Laut Studie: Die Pandemie könnte Einfluss auf die Persönlichkeit nehmen – auch langfristig

Viele Menschen spüren die Folgen der Pandemie am eigenen Leib, sei es durch den Verlust ihres Jobs oder durch gesundheitliche Probleme. Auch gesamtgesellschaftlich hat sich vieles verändert, seit das Coronavirus um die Welt geht. Noch immer leiden einige Wirtschaftsbereiche unter den Effekten der Maßnahmen und der Krankheit selbst, in Sachen Gleichberechtigung haben wir eindeutige Rückschritte gemacht, und die gesellschaftliche Spaltung war nie größer als heute. Aber hat die Pandemie auch Auswirkungen auf unseren Charakter?
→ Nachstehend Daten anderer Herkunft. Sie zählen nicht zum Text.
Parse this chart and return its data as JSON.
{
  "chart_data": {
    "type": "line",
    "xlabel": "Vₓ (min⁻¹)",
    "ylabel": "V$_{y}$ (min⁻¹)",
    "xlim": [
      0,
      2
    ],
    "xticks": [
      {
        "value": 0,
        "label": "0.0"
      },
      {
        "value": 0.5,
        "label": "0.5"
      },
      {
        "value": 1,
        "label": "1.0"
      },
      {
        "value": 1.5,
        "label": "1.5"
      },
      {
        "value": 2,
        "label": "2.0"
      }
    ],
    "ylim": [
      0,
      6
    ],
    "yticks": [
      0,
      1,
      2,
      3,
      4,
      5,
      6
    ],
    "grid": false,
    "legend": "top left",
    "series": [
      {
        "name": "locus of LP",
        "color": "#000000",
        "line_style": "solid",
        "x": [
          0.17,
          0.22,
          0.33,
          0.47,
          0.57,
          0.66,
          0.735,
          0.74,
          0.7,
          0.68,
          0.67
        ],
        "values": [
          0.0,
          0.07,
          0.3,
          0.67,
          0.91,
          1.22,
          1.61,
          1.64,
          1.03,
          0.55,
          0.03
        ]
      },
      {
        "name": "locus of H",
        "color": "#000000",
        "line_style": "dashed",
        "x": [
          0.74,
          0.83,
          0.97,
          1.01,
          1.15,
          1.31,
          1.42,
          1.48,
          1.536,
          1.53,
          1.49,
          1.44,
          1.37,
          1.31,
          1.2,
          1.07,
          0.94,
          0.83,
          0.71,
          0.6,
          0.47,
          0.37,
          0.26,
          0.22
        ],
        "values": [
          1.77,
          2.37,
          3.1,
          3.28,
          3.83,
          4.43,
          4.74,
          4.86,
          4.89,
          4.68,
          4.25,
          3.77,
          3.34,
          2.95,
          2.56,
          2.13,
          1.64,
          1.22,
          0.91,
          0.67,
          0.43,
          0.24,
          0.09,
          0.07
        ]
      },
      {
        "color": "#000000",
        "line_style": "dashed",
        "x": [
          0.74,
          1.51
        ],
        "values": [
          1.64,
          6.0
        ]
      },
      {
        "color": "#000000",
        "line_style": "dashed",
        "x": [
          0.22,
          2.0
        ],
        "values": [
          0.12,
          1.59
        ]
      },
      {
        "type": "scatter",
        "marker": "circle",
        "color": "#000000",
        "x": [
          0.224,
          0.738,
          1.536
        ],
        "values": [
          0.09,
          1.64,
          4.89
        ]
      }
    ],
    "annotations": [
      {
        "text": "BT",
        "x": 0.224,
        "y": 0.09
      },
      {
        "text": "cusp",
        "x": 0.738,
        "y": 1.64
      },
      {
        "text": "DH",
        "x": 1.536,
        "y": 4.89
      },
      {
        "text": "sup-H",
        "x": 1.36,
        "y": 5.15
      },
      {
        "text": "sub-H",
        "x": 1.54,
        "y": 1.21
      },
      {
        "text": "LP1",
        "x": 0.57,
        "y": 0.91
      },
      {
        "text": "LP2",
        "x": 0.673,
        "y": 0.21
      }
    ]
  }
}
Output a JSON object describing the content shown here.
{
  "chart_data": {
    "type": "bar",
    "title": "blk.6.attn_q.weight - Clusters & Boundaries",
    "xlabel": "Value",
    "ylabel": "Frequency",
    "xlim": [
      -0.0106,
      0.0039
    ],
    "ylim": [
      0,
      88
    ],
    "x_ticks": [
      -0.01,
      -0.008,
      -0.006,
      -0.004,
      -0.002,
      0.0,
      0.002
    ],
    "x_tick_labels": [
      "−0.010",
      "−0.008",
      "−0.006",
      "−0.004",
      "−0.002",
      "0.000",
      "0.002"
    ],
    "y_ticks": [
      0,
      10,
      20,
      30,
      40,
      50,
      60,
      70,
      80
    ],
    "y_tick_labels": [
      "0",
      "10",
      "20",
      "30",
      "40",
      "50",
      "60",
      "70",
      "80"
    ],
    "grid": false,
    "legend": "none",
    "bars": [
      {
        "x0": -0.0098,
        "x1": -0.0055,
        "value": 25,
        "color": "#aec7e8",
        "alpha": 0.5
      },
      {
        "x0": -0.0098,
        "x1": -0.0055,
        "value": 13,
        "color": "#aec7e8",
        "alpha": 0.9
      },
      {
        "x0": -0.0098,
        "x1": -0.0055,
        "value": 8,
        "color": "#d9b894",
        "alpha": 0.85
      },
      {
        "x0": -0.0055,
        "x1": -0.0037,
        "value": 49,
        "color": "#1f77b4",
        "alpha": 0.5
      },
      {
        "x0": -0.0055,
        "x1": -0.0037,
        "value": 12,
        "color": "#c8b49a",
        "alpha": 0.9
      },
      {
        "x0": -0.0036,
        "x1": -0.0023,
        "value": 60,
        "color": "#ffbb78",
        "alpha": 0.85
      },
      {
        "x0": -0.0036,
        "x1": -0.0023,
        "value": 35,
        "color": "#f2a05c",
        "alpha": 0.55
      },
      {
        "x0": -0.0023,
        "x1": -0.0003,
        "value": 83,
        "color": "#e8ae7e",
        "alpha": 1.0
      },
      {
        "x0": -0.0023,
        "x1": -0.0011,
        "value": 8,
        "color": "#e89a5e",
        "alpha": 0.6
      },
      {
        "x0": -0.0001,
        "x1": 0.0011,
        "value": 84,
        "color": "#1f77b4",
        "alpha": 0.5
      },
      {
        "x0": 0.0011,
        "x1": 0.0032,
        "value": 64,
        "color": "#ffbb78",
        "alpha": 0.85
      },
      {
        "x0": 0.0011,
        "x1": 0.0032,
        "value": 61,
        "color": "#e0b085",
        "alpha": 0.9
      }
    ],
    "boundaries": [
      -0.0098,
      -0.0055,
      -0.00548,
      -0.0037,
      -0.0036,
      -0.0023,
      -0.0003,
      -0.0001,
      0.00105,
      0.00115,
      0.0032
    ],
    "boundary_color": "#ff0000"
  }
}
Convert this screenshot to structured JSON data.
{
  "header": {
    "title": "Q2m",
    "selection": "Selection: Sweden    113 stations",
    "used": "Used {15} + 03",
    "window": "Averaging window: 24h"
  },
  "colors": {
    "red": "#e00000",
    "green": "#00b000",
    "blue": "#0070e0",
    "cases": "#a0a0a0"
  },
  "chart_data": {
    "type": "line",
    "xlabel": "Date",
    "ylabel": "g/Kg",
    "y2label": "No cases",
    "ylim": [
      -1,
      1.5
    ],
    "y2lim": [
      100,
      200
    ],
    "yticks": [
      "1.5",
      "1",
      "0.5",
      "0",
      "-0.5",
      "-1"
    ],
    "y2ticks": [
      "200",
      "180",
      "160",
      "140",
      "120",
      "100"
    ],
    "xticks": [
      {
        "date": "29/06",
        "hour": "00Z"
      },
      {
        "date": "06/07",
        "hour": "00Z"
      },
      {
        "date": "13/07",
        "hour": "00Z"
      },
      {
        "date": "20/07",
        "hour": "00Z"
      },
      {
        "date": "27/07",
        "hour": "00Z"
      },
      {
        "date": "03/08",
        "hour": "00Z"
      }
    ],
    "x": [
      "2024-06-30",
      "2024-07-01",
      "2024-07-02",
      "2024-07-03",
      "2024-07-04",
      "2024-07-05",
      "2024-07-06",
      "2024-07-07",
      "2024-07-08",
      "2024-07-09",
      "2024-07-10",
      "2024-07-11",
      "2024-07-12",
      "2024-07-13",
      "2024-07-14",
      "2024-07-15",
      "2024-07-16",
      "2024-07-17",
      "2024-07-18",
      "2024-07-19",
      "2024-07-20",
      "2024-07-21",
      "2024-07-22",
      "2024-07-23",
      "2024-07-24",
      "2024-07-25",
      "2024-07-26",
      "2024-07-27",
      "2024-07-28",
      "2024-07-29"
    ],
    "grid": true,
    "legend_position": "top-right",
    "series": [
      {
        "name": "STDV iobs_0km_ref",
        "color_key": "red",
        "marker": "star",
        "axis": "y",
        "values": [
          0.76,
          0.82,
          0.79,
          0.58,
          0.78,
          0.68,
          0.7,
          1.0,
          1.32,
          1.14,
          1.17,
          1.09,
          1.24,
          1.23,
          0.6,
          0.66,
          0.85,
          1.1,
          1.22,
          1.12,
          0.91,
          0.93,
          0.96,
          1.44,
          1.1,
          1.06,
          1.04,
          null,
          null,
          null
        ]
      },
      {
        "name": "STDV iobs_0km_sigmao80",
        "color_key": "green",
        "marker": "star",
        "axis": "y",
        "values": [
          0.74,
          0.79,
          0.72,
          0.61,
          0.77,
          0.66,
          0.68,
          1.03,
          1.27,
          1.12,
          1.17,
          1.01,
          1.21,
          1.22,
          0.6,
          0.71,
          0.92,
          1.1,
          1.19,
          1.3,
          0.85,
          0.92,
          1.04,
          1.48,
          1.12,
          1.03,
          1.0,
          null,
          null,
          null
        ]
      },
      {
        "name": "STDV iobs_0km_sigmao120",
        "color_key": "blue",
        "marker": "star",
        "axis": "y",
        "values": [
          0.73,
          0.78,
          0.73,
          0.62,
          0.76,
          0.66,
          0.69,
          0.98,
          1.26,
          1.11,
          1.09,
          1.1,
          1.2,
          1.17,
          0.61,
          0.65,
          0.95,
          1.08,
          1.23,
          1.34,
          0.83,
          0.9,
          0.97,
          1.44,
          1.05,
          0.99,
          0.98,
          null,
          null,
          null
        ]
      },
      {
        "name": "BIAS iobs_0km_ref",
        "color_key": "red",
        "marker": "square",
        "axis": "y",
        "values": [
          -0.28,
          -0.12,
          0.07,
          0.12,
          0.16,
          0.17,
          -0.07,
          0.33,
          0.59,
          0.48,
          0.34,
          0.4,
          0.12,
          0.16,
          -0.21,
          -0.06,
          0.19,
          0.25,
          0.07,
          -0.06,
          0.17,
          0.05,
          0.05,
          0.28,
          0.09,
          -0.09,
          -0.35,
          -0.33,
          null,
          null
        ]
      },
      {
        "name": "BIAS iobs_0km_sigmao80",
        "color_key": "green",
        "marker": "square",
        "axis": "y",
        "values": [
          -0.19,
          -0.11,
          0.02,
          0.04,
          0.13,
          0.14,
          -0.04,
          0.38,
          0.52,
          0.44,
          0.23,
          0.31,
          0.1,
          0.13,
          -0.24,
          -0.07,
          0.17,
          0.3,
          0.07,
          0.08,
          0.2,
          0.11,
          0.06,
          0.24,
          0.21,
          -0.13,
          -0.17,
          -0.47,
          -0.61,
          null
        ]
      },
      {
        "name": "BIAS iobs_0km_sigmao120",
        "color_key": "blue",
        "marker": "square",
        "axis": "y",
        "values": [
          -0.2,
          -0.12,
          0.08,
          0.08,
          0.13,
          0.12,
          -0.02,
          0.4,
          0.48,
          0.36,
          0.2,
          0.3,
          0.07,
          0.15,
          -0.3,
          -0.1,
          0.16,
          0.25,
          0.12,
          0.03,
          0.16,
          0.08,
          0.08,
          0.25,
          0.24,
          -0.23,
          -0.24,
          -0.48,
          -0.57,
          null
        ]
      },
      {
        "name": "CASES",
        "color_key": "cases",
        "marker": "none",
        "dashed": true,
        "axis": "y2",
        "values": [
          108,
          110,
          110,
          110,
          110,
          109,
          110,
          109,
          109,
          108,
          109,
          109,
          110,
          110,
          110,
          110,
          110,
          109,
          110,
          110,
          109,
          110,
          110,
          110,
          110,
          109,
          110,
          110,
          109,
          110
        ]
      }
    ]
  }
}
Persönlichkeitsstudie vergleicht Merkmale vor, während und zum Ende der Pandemie

Genau mit dieser Frage hat sich eine große Studie aus den USA auseinandergesetzt, die "Unterstanding America Study". Forschende haben mit einer Onlinebefragung die Daten von mehr als 7.000 US-Amerikaner:innen untersucht, darunter 59 Prozent Frauen und 41 Prozent Männer. Die Altersspanne bewegte sich zwischen 18 und 109 Jahren. Dabei wurden die Teilnehmenden auf die fünf wichtigsten Persönlichkeitsmerkmale untersucht, die "Big Five":

  • Neurotizismus – wie ängstlich oder nervös eine Person ist
  • Extraversion – wie intro- oder extrovertiert jemand ist
  • Verträglichkeit – wie gut jemand mit anderen auskommt
  • Offenheit – wie tolerant eine Person gegenüber anderen Lebens- und Sichtweisen ist
  • Gewissenhaftigkeit – wie sorgfältig und verantwortungsbewusst ein Mensch ist

Diese Merkmale sind bei allen Menschen vorhanden, jedoch in unterschiedlichem Maße ausgeprägt. Die Forschenden haben für die Studie Werte verschiedener Zeitpunkte verglichen, angefangen vor der Pandemie, von Mai 2014 bis Februar 2020, zu Beginn der Pandemie, von März bis Dezember 2020, und im späteren Verlauf der Pandemie, also 2021 bis 2022.

Die Charaktereigenschaften in der Zeit vor der Pandemie und die zu Beginn der Coronazeit unterschieden sich kaum, hauptsächlich, was den Neurotizismus angeht. Im Vergleich zur letzten Zeitspanne zeigten sich aber deutliche Veränderungen: Zum Ende der Pandemie waren die Menschen laut Forschungsergebnissen etwas weniger extrovertiert, weniger umgänglich, weniger offen und weniger gewissenhaft als vor dem Coronavirus.

Veränderungen vor allem bei jungen Menschen sichtbar

Die Unterschiede in den Daten sind laut den Wissenschaftler:innen nicht sehr groß, aber sie bewegen sich auf der Skala etwa in dem Bereich, in dem sich unser Charakter normalerweise in zehn Jahren verändert. Bei jungen Menschen konnten die Forschenden allerdings deutliche Veränderungen feststellen: Sie waren gegen Ende der Pandemie unreifer, neurotischer und weniger umgänglich sowie weniger gewissenhaft als vorher.

Die Autor:innen der Studie führen aus: "Die jungen Erwachsenen wurden launischer und anfälliger für Stress, ihnen fiel die Zusammenarbeit mit anderen und das Vertrauenfassen schwerer." Außerdem schienen ihre Selbstkontrolle und das Verantwortungsbewusstsein zurückgegangen zu sein. Bei den ältesten Teilnehmenden der Studie waren diese Unterschiede nur minimal oder gar nicht zu sehen.

Das Forschungsteam schließt aus den Daten und ihrer Auswertung, dass ein globales und so einschneidendes Ereignis wie die jahrelange Corona-Pandemie vor allem die jungen Erwachsenen auch langfristig stärker beeinflusst als bisher angenommen. Und das ist kein Wunder, denn gerade Schüler:innen und Studierende mussten schließlich auf viele prägende und elementare Erfahrungen verzichten – und zwar vor allem, um die ältere Generation zu schützen.